他にも面白い映画はたくさんあった。まずコメディとして秀逸だったのが、「ジョニー・イングリッシュ/気休めの報酬」だろう。「007/慰めの報酬」をもじったタイトルで、「Mr.ビーン」のローワン・アトキンソンが思う存分笑わせてくれる。第1作に続く続編ではあるが、スケール感といい、テンポといい今作の方が遙かに出来がよい。B級SFコメディとでもいえばいいのか、「宇宙人ポール」も出色の出来だった。かつて見たこともないような「変な宇宙人」に笑えて、しっかり感動もさせてくれるなかなかの傑作である。邦画でよかったのは何と言っても「ミロクローゼ」だろう。単館で短期間の上映だったせいかほとんど話題にならなかったが、個人的にはツボだった。ストーリーもコンセプトも説明しにくい作品だが、ありきたりの映画にはないユニークさが堪らなくよかった。ユニークといえば、人気漫画を原作にした「テルマエ・ロマエ」も可笑しかった。阿部寛を主役にした時点で半分は成功といった感じ。「ALWAYS/3丁目の夕日'64」はシリーズ第3作。前2作のいかにもな定型的設定が好きではなかったのだが、今作は素直に感動、、あやうく号泣するところだった。他に印象に残った映画といえば、ダニエル・クレイグ主演の2作「ドラゴン・タトゥーの女」と「007/スカイフォール」はどちらもまあまあというところ。「007/カジノロワイヤル」を期待するとはずしてしまう。ついでに期待ハズレのベスト5を選ぶなら、1位がアカデミー主要5部門を受賞したモノクロ・サイレント作品「アーチスト」で2位が「カラスの親指」かな。どちらも上手にまとめた感があったが、名画の贋作のような味わいで意外性がなく、あまり感心しなかった。3位は「戦火の馬」。ついつい期待してしまったが、昔からスピルバーグ監督との相性はよくない。「レイダース/失われたアーク」と「シンドラーのリスト」は例外だけど(笑)。4位は「マーガレット・サッチャー 鉄の女の涙」、5位が「レ・ミゼラブル」ってところか。「レ・ミゼラブル」は小学生の頃に「ああ無情」を読み、20代で帝国劇場の舞台を見ているが、今回を含め感動できたためしがない。時代を超え、国籍を超えて愛されている名作なのに…と悔しいのだけど、わからないものはわからない。ついでながら、過去の2D作品の3D化で「スター・ウォーズ/ファントムメナス」と「タイタニック」を見たが、3Dの仕上がりは遙かに後者がよかったように見えた。どちらも不朽の名作といっていいだろうけど、個人的には「タイタニック」の悲恋に深い感動を覚える。映画ではないが、珍しくテレビドラマではまったNHK時代劇「薄桜記」も悲恋の物語だったが、なぜか、愛と死にまつわる話が昔から好きである。

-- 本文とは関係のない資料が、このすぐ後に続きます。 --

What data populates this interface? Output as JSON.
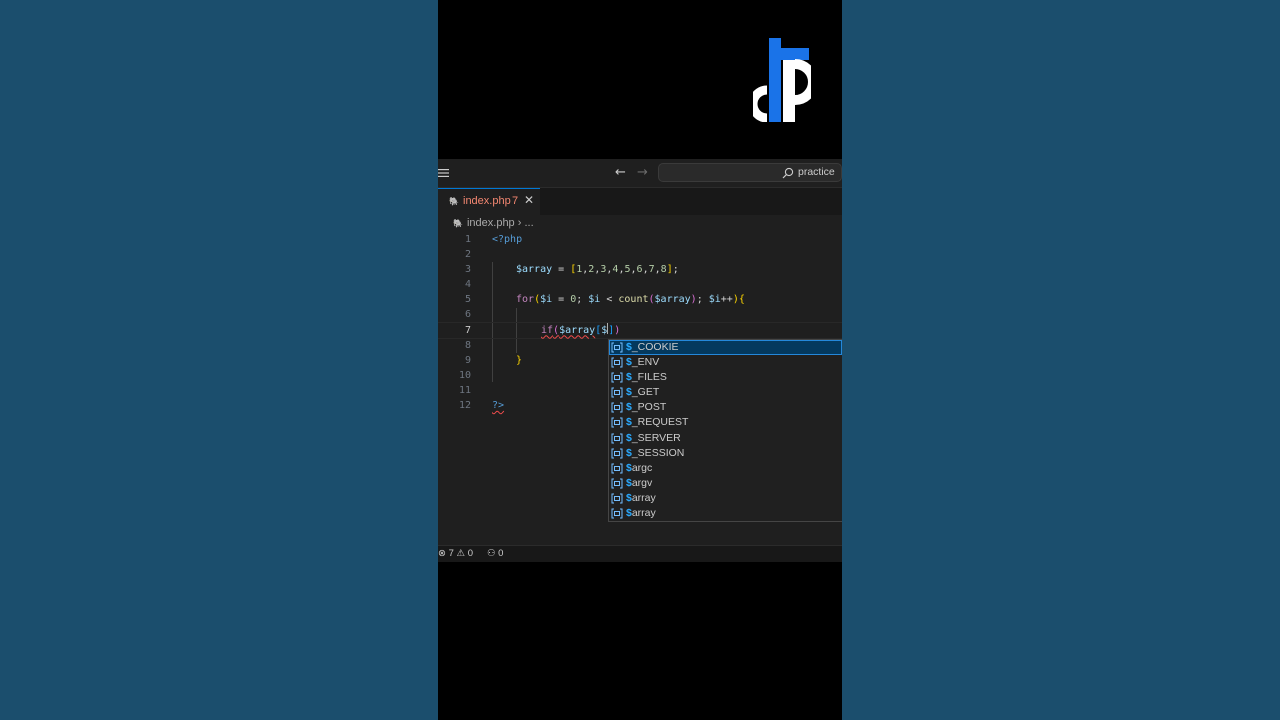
{
  "theme": {
    "background": "#1b4e6d",
    "accent": "#0078d4",
    "error": "#f14c4c",
    "logo_blue": "#1a73e8"
  },
  "titlebar": {
    "search_text": "practice"
  },
  "tab": {
    "file_name": "index.php",
    "problem_count": "7"
  },
  "breadcrumb": {
    "file": "index.php",
    "separator": "›",
    "rest": "..."
  },
  "editor": {
    "current_line": 7,
    "line_numbers": [
      "1",
      "2",
      "3",
      "4",
      "5",
      "6",
      "7",
      "8",
      "9",
      "10",
      "11",
      "12"
    ],
    "lines": [
      "<?php",
      "",
      "    $array = [1,2,3,4,5,6,7,8];",
      "",
      "    for($i = 0; $i < count($array); $i++){",
      "",
      "        if($array[$])",
      "",
      "    }",
      "",
      "",
      "?>"
    ]
  },
  "suggestions": {
    "items": [
      {
        "prefix": "$",
        "rest": "_COOKIE",
        "icon": "variable-icon"
      },
      {
        "prefix": "$",
        "rest": "_ENV",
        "icon": "variable-icon"
      },
      {
        "prefix": "$",
        "rest": "_FILES",
        "icon": "variable-icon"
      },
      {
        "prefix": "$",
        "rest": "_GET",
        "icon": "variable-icon"
      },
      {
        "prefix": "$",
        "rest": "_POST",
        "icon": "variable-icon"
      },
      {
        "prefix": "$",
        "rest": "_REQUEST",
        "icon": "variable-icon"
      },
      {
        "prefix": "$",
        "rest": "_SERVER",
        "icon": "variable-icon"
      },
      {
        "prefix": "$",
        "rest": "_SESSION",
        "icon": "variable-icon"
      },
      {
        "prefix": "$",
        "rest": "argc",
        "icon": "variable-icon"
      },
      {
        "prefix": "$",
        "rest": "argv",
        "icon": "variable-icon"
      },
      {
        "prefix": "$",
        "rest": "array",
        "icon": "variable-icon"
      },
      {
        "prefix": "$",
        "rest": "array",
        "icon": "variable-icon"
      }
    ]
  },
  "statusbar": {
    "errors": "7",
    "warnings": "0",
    "ports": "0"
  }
}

少々長くなってしまったのでそろそろ終わりにするが、やはりアキ・カウリスマキ監督の「ル・アーブルの靴みがき」には触れておきたい。小津安二郎監督を敬愛するカウリスマキ作品の独特の作風は健在で、不思議な雰囲気に吸い込まれ、知らず識らずのうちに、人として一番大切なものに気付かせてくれる。号泣ではなく、じわじわと心の中を温かい涙が流れる感じである。10年後から2012年を振り返って思い出すものを先に列挙したが、この映画には超人的なヒーローも世界的なリーダーもずば抜けた成功者も出てこない。登場人物はどちらかといえば貧しい市井の人々である。困っている人がいれば、迷うことなく手を差し伸べるような人々である。歴史には決して残らないであろう善良で普通の人々。彼らがいるから、この世は成り立っているということも本当は忘れずに思い出さないといけないだろう。自分のような平凡な人間にもそれなりの価値があると信じて、新たな年を歩みたいものである。